Terrance Orlando "T. J." Campbell Jr. (born January 23, 1988) is an American professional basketball player who last played for Cholet Basket of LNB Pro A.

==Professional career==
In July 2010, he signed with the Melbourne Tigers. In November 2010, he was released by the Melbourne. In February 2011, he signed with TED Ankara Kolejliler for the rest of the season.

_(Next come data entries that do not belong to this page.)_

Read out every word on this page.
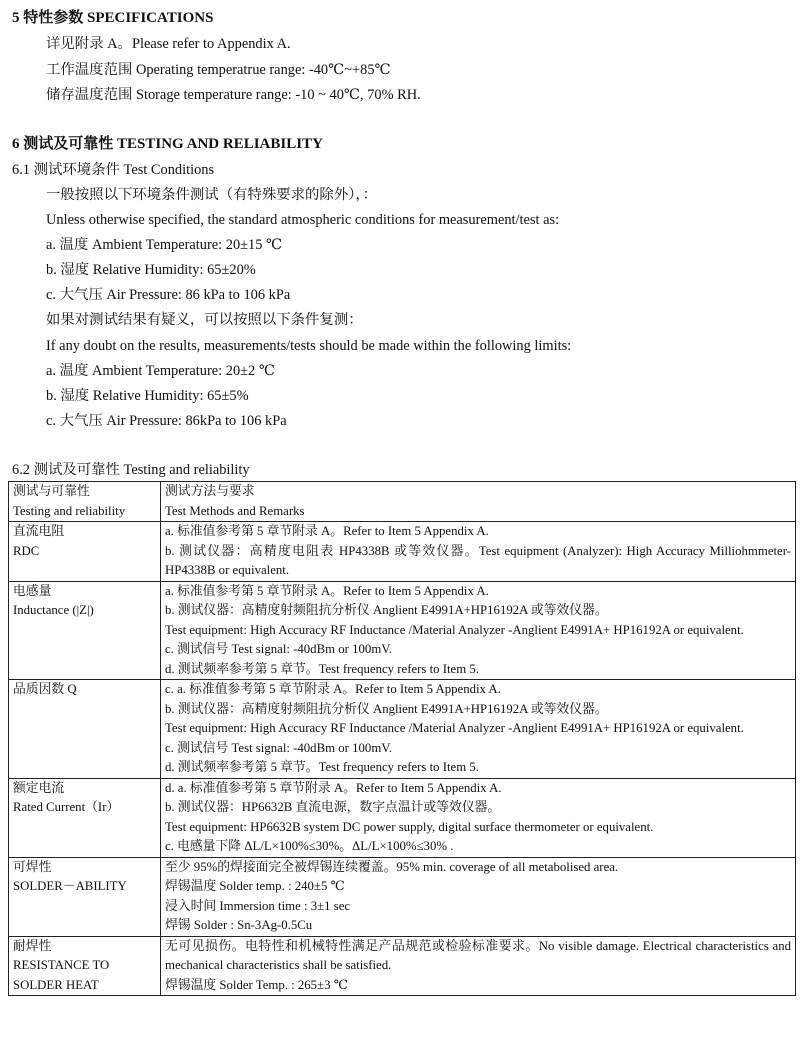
5 特性参数 SPECIFICATIONS
详见附录 A。Please refer to Appendix A.
工作温度范围 Operating temperatrue range: -40℃~+85℃
储存温度范围 Storage temperature range: -10 ~ 40℃, 70% RH.
6 测试及可靠性 TESTING AND RELIABILITY
6.1 测试环境条件 Test Conditions
一般按照以下环境条件测试（有特殊要求的除外），：
Unless otherwise specified, the standard atmospheric conditions for measurement/test as:
a. 温度 Ambient Temperature: 20±15 ℃
b. 湿度 Relative Humidity: 65±20%
c. 大气压 Air Pressure: 86 kPa to 106 kPa
如果对测试结果有疑义，可以按照以下条件复测：
If any doubt on the results, measurements/tests should be made within the following limits:
a. 温度 Ambient Temperature: 20±2 ℃
b. 湿度 Relative Humidity: 65±5%
c. 大气压 Air Pressure: 86kPa to 106 kPa
6.2 测试及可靠性 Testing and reliability
测试与可靠性
Testing and reliability	测试方法与要求
Test Methods and Remarks

直流电阻
RDC	a. 标准值参考第 5 章节附录 A。Refer to Item 5 Appendix A.
b. 测试仪器：高精度电阻表 HP4338B 或等效仪器。Test equipment (Analyzer): High Accuracy Milliohmmeter-HP4338B or equivalent.

电感量
Inductance (|Z|)	a. 标准值参考第 5 章节附录 A。Refer to Item 5 Appendix A.
b. 测试仪器：高精度射频阻抗分析仪 Anglient E4991A+HP16192A 或等效仪器。
Test equipment: High Accuracy RF Inductance /Material Analyzer -Anglient E4991A+ HP16192A or equivalent.
c. 测试信号 Test signal: -40dBm or 100mV.
d. 测试频率参考第 5 章节。Test frequency refers to Item 5.

品质因数 Q	c. a. 标准值参考第 5 章节附录 A。Refer to Item 5 Appendix A.
b. 测试仪器：高精度射频阻抗分析仪 Anglient E4991A+HP16192A 或等效仪器。
Test equipment: High Accuracy RF Inductance /Material Analyzer -Anglient E4991A+ HP16192A or equivalent.
c. 测试信号 Test signal: -40dBm or 100mV.
d. 测试频率参考第 5 章节。Test frequency refers to Item 5.

额定电流
Rated Current（Ir）	d. a. 标准值参考第 5 章节附录 A。Refer to Item 5 Appendix A.
b. 测试仪器：HP6632B 直流电源，数字点温计或等效仪器。
Test equipment: HP6632B system DC power supply, digital surface thermometer or equivalent.
c. 电感量下降 ΔL/L×100%≤30%。ΔL/L×100%≤30% .

可焊性
SOLDER－ABILITY	至少 95%的焊接面完全被焊锡连续覆盖。95% min. coverage of all metabolised area.
焊锡温度 Solder temp. : 240±5 ℃
浸入时间 Immersion time : 3±1 sec
焊锡 Solder : Sn-3Ag-0.5Cu

耐焊性
RESISTANCE TO
SOLDER HEAT	无可见损伤。电特性和机械特性满足产品规范或检验标准要求。No visible damage. Electrical characteristics and mechanical characteristics shall be satisfied.
焊锡温度 Solder Temp. : 265±3 ℃
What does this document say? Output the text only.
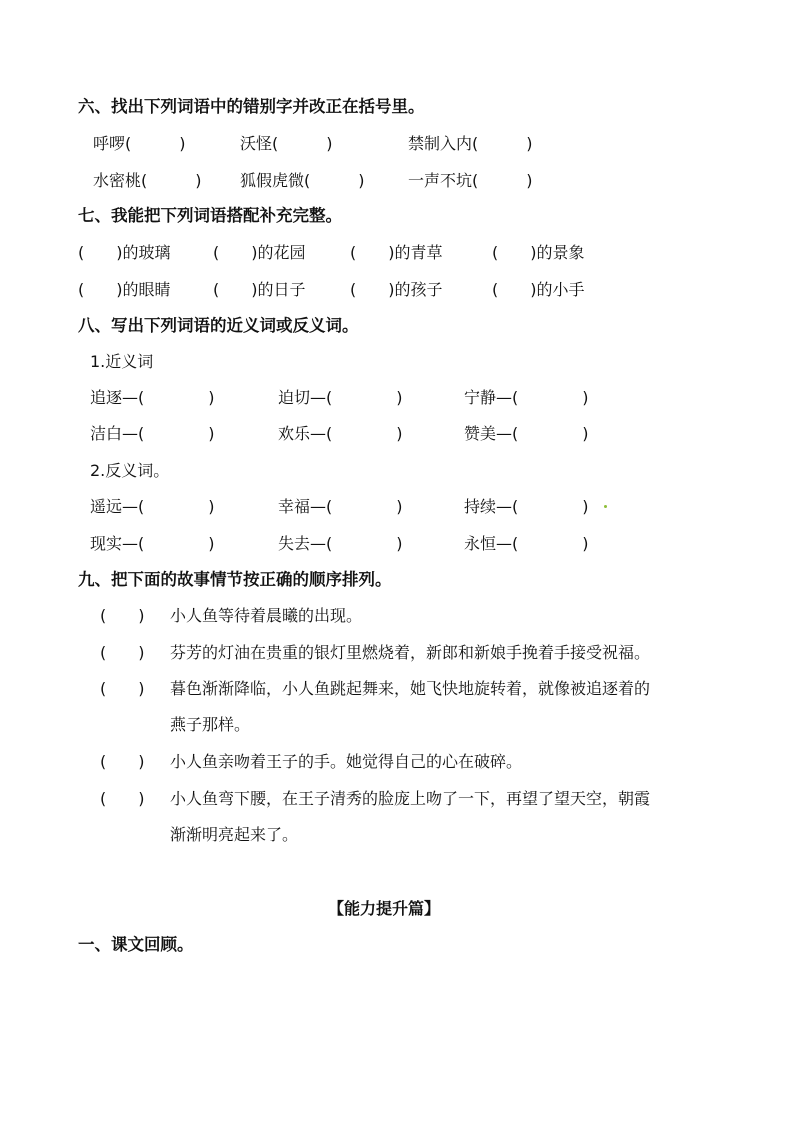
六、找出下列词语中的错别字并改正在括号里。
呼啰(　　　)	沃怪(　　　)	禁制入内(　　　)
水密桃(　　　) 狐假虎微(　　　)	一声不坑(　　　)
七、我能把下列词语搭配补充完整。
(　　)的玻璃	(　　)的花园	(　　)的青草	(　　)的景象
(　　)的眼睛	(　　)的日子	(　　)的孩子	(　　)的小手
八、写出下列词语的近义词或反义词。
1.近义词
追逐—(　　　　)	迫切—(　　　　)	宁静—(　　　　)
洁白—(　　　　)	欢乐—(　　　　)	赞美—(　　　　)
2.反义词。
遥远—(　　　　)	幸福—(　　　　)	持续—(　　　　)
现实—(　　　　)	失去—(　　　　)	永恒—(　　　　)
九、把下面的故事情节按正确的顺序排列。
(　　) 小人鱼等待着晨曦的出现。
(　　) 芬芳的灯油在贵重的银灯里燃烧着，新郎和新娘手挽着手接受祝福。
(　　) 暮色渐渐降临，小人鱼跳起舞来，她飞快地旋转着，就像被追逐着的
燕子那样。
(　　) 小人鱼亲吻着王子的手。她觉得自己的心在破碎。
(　　) 小人鱼弯下腰，在王子清秀的脸庞上吻了一下，再望了望天空，朝霞
渐渐明亮起来了。
【能力提升篇】
一、课文回顾。
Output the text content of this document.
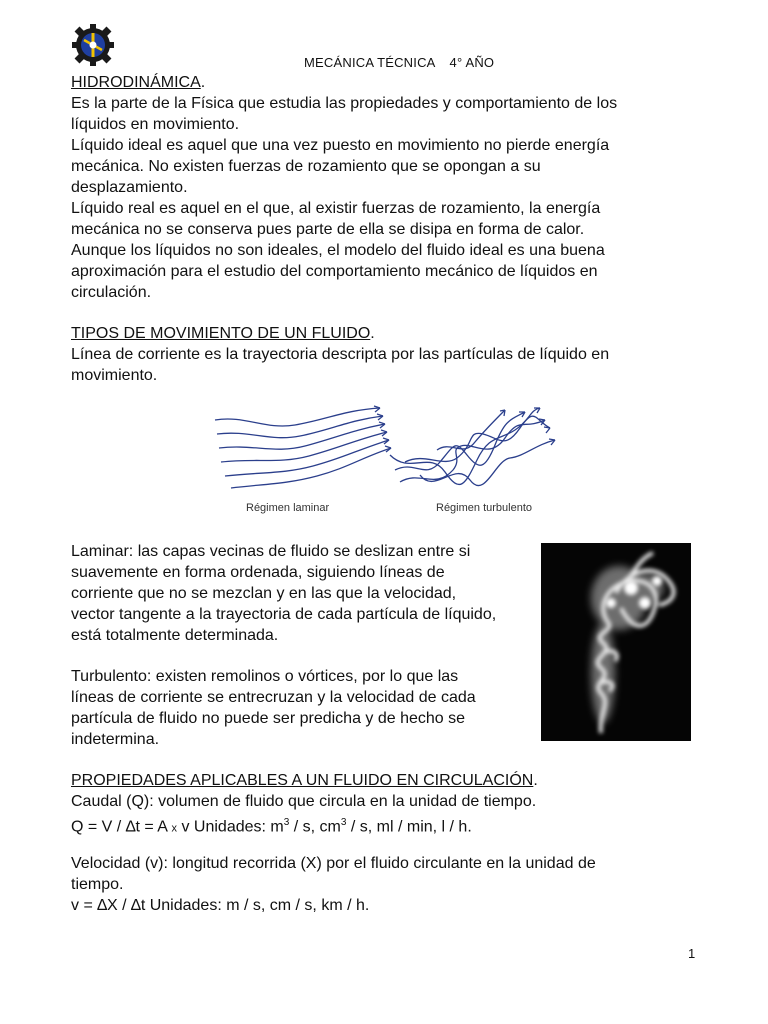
MECÁNICA TÉCNICA 4° AÑO
HIDRODINÁMICA.
Es la parte de la Física que estudia las propiedades y comportamiento de los
líquidos en movimiento.
Líquido ideal es aquel que una vez puesto en movimiento no pierde energía
mecánica. No existen fuerzas de rozamiento que se opongan a su
desplazamiento.
Líquido real es aquel en el que, al existir fuerzas de rozamiento, la energía
mecánica no se conserva pues parte de ella se disipa en forma de calor.
Aunque los líquidos no son ideales, el modelo del fluido ideal es una buena
aproximación para el estudio del comportamiento mecánico de líquidos en
circulación.
TIPOS DE MOVIMIENTO DE UN FLUIDO.
Línea de corriente es la trayectoria descripta por las partículas de líquido en
movimiento.
Régimen laminar	Régimen turbulento
Laminar: las capas vecinas de fluido se deslizan entre si
suavemente en forma ordenada, siguiendo líneas de
corriente que no se mezclan y en las que la velocidad,
vector tangente a la trayectoria de cada partícula de líquido,
está totalmente determinada.
Turbulento: existen remolinos o vórtices, por lo que las
líneas de corriente se entrecruzan y la velocidad de cada
partícula de fluido no puede ser predicha y de hecho se
indetermina.
PROPIEDADES APLICABLES A UN FLUIDO EN CIRCULACIÓN.
Caudal (Q): volumen de fluido que circula en la unidad de tiempo.
Q = V / ∆t = A x v Unidades: $m^3$ / s, $cm^3$ / s, ml / min, l / h.
Velocidad (v): longitud recorrida (X) por el fluido circulante en la unidad de
tiempo.
v = ∆X / ∆t Unidades: m / s, cm / s, km / h.
1
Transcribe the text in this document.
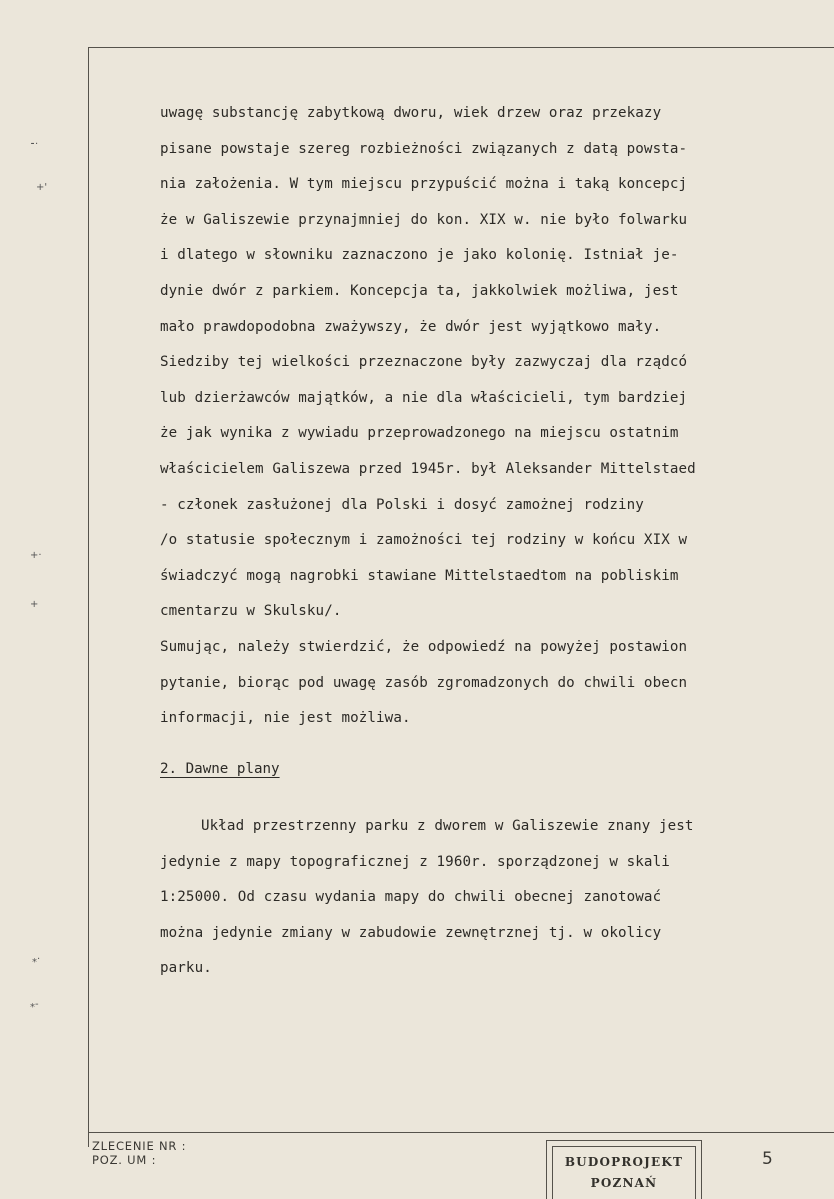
⁃·
+'
+·
+
⁎·
⁎-
uwagę substancję zabytkową dworu, wiek drzew oraz przekazy
pisane powstaje szereg rozbieżności związanych z datą powsta-
nia założenia. W tym miejscu przypuścić można i taką koncepcj
że w Galiszewie przynajmniej do kon. XIX w. nie było folwarku
i dlatego w słowniku zaznaczono je jako kolonię. Istniał je-
dynie dwór z parkiem. Koncepcja ta, jakkolwiek możliwa, jest
mało prawdopodobna zważywszy, że dwór jest wyjątkowo mały.
Siedziby tej wielkości przeznaczone były zazwyczaj dla rządcó
lub dzierżawców majątków, a nie dla właścicieli, tym bardziej
że jak wynika z wywiadu przeprowadzonego na miejscu ostatnim
właścicielem Galiszewa przed 1945r. był Aleksander Mittelstaed
- członek zasłużonej dla Polski i dosyć zamożnej rodziny
/o statusie społecznym i zamożności tej rodziny w końcu XIX w
świadczyć mogą nagrobki stawiane Mittelstaedtom na pobliskim
cmentarzu w Skulsku/.
Sumując, należy stwierdzić, że odpowiedź na powyżej postawion
pytanie, biorąc pod uwagę zasób zgromadzonych do chwili obecn
informacji, nie jest możliwa.
2. Dawne plany
Układ przestrzenny parku z dworem w Galiszewie znany jest
jedynie z mapy topograficznej z 1960r. sporządzonej w skali
1:25000. Od czasu wydania mapy do chwili obecnej zanotować
można jedynie zmiany w zabudowie zewnętrznej tj. w okolicy
parku.
ZLECENIE NR :
POZ. UM :	BUDOPROJEKT
POZNAŃ
5
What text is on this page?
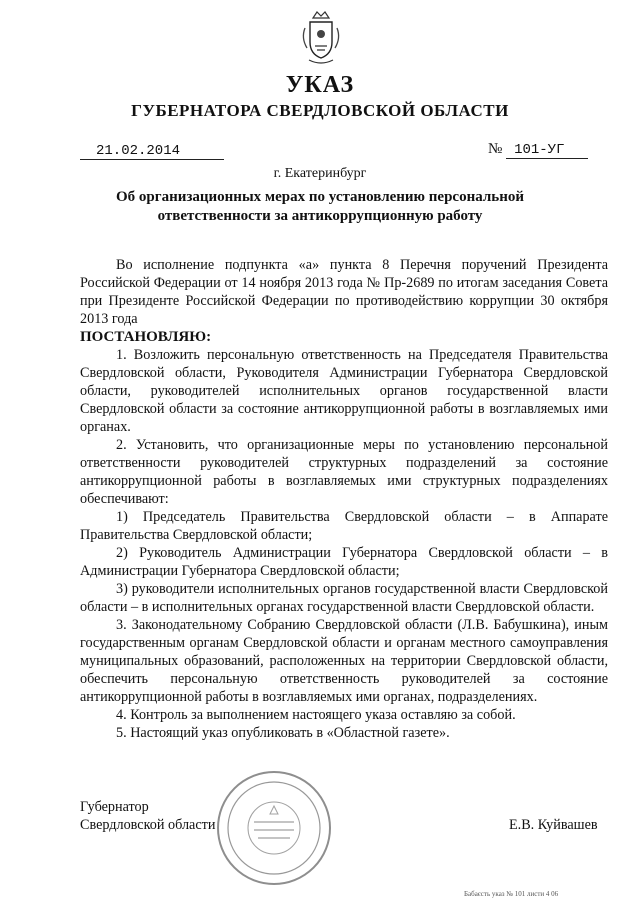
УКАЗ
ГУБЕРНАТОРА СВЕРДЛОВСКОЙ ОБЛАСТИ
21.02.2014	№ 101-УГ
г. Екатеринбург
Об организационных мерах по установлению персональной
ответственности за антикоррупционную работу

Во исполнение подпункта «а» пункта 8 Перечня поручений Президента Российской Федерации от 14 ноября 2013 года № Пр-2689 по итогам заседания Совета при Президенте Российской Федерации по противодействию коррупции 30 октября 2013 года

ПОСТАНОВЛЯЮ:

1. Возложить персональную ответственность на Председателя Правительства Свердловской области, Руководителя Администрации Губернатора Свердловской области, руководителей исполнительных органов государственной власти Свердловской области за состояние антикоррупционной работы в возглавляемых ими органах.

2. Установить, что организационные меры по установлению персональной ответственности руководителей структурных подразделений за состояние антикоррупционной работы в возглавляемых ими структурных подразделениях обеспечивают:

1) Председатель Правительства Свердловской области – в Аппарате Правительства Свердловской области;

2) Руководитель Администрации Губернатора Свердловской области – в Администрации Губернатора Свердловской области;

3) руководители исполнительных органов государственной власти Свердловской области – в исполнительных органах государственной власти Свердловской области.

3. Законодательному Собранию Свердловской области (Л.В. Бабушкина), иным государственным органам Свердловской области и органам местного самоуправления муниципальных образований, расположенных на территории Свердловской области, обеспечить персональную ответственность руководителей за состояние антикоррупционной работы в возглавляемых ими органах, подразделениях.

4. Контроль за выполнением настоящего указа оставляю за собой.

5. Настоящий указ опубликовать в «Областной газете».

Губернатор
Свердловской области	Е.В. Куйвашев
Бабаєсть указ № 101 листи 4 06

In November 2011, he joined the Canton Charge of the NBA D-League for the 2011–12 season.

On August 12, 2012, he signed a one-year deal with JDA Dijon. On June 29, 2013, he re-signed with Dijon for one more season.

On June 9, 2014, he signed with JSF Nanterre. On April 26, 2015, he scored a buzzer-beating lay-up to win the Final of the 2015 EuroChallenge Final 64–65. On July 8, 2015, he re-signed with Nanterre for one more season.

On July 12, 2016, he signed with Socar Petkim of the Turkish Basketball First League.

On July 4, 2017, he signed with Türk Telekom of the Turkish Basketball Super League. Campbell played three seasons for the team, averaging 12.2 points, 2.1 rebounds and 3.5 assists per game in his final season.

On August 6, 2020, he signed with Coosur Real Betis of the Liga ACB.

On August 19, 2021, he has signed with Afyon Belediye of the Turkish Basketbol Süper Ligi (BSL).